Страница 1 из 1
Около половины первого ночи я вернулся в Олбани — то была последняя отчаянная попытка спастись. Там, где меня постигла катастрофа, почти ничего не изменилось. На столе по-прежнему валялись фишки для игры в баккара, стояли пустые бокалы и набитые окурками пепельницы. Открытое окно, вместо того чтобы вытягивать дым, впускало туман. Сам Раффлс всего лишь сменил смокинг на один из своих многочисленных блейзеров, однако поднял брови с таким выражением, будто я вытащил его из постели.
— Вы что-нибудь забыли? — спросил он, открыв мне двери.
— Нет, — ответил я, бесцеремонно протискиваясь в переднюю.
Я сразу направился в его комнату с нахальством, поразившим меня самого.
— Но ведь вы явились не за реваншем. Для реванша, боюсь, нам понадобятся партнеры. Я и сам пожалел, что остальные…
Мы стояли у камина лицом к лицу, и я его прервал.
— Раффлс, — сказал я, — можете сколько угодно удивляться моему возвращению, да еще в такой поздний час. Я вас почти не знаю и до нынешнего вечера у вас не бывал. Но в школе я был вашим фагом, и вы говорили, что помните меня. Конечно, это меня не оправдывает, но вы можете уделить мне пару минут?
Я так волновался, что сперва с трудом находил слова; однако по мере того, как я говорил, выражение его лица придавало мне надежды. Я не ошибся.
— Разумеется, старина, и не пару, а сколько угодно. Закурите сигарету и усаживайтесь, — ответил он, протянув мне свой серебряный портсигар.
— Нет, — сказал я, совладав наконец с голосом, и помотал головой, — нет, я не буду курить и не буду садиться, спасибо. Да вы и не станете предлагать мне ни то, ни другое, когда я вам все расскажу.
— Вот как? — заметил он, прикурив сигарету и одарив меня своим ясным голубым взглядом. — Интересно, почему?
— Потому что, скорее всего, вы укажете мне на дверь, — вскричал я с горечью, — и будете правы! Но не стоит говорить недомолвками.
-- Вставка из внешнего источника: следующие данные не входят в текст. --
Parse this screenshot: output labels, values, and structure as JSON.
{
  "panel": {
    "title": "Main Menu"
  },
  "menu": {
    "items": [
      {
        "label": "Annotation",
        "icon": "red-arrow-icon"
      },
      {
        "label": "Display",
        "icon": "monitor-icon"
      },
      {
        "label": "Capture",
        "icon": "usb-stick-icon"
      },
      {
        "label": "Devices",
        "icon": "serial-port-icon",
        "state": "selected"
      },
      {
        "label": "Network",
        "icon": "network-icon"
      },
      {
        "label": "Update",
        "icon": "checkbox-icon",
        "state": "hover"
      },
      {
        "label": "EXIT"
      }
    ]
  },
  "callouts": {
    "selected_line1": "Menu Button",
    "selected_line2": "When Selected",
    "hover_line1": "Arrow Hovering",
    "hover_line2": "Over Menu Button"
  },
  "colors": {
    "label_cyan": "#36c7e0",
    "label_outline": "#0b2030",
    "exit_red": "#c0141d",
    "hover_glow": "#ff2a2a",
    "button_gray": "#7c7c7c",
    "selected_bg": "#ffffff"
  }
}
Вы знаете, что я только что просадил больше двух сотен?
Он кивнул.
— Денег при себе у меня не было.
— Помню.
— Но чековая книжка была, и я каждому из вас выписал по чеку за этим самым столом.
— Ну, и?
— Все эти чеки, Раффлс, не стоят бумаги, на которой написаны. Я уже превысил свой счет в банке.
— Разумеется, временно?
— Нет. У меня ничего не осталось.
— Но мне говорили, что вы так богаты. Я слышал, вам привалило наследство?
— Так и было. Три года тому назад. Оно обернулось для меня проклятьем: я спустил все — до последнего пенса. Конечно, я был идиотом, второго такого дурня свет не видывал… Разве этого для вас недостаточно? Почему вы меня не вышвырнете?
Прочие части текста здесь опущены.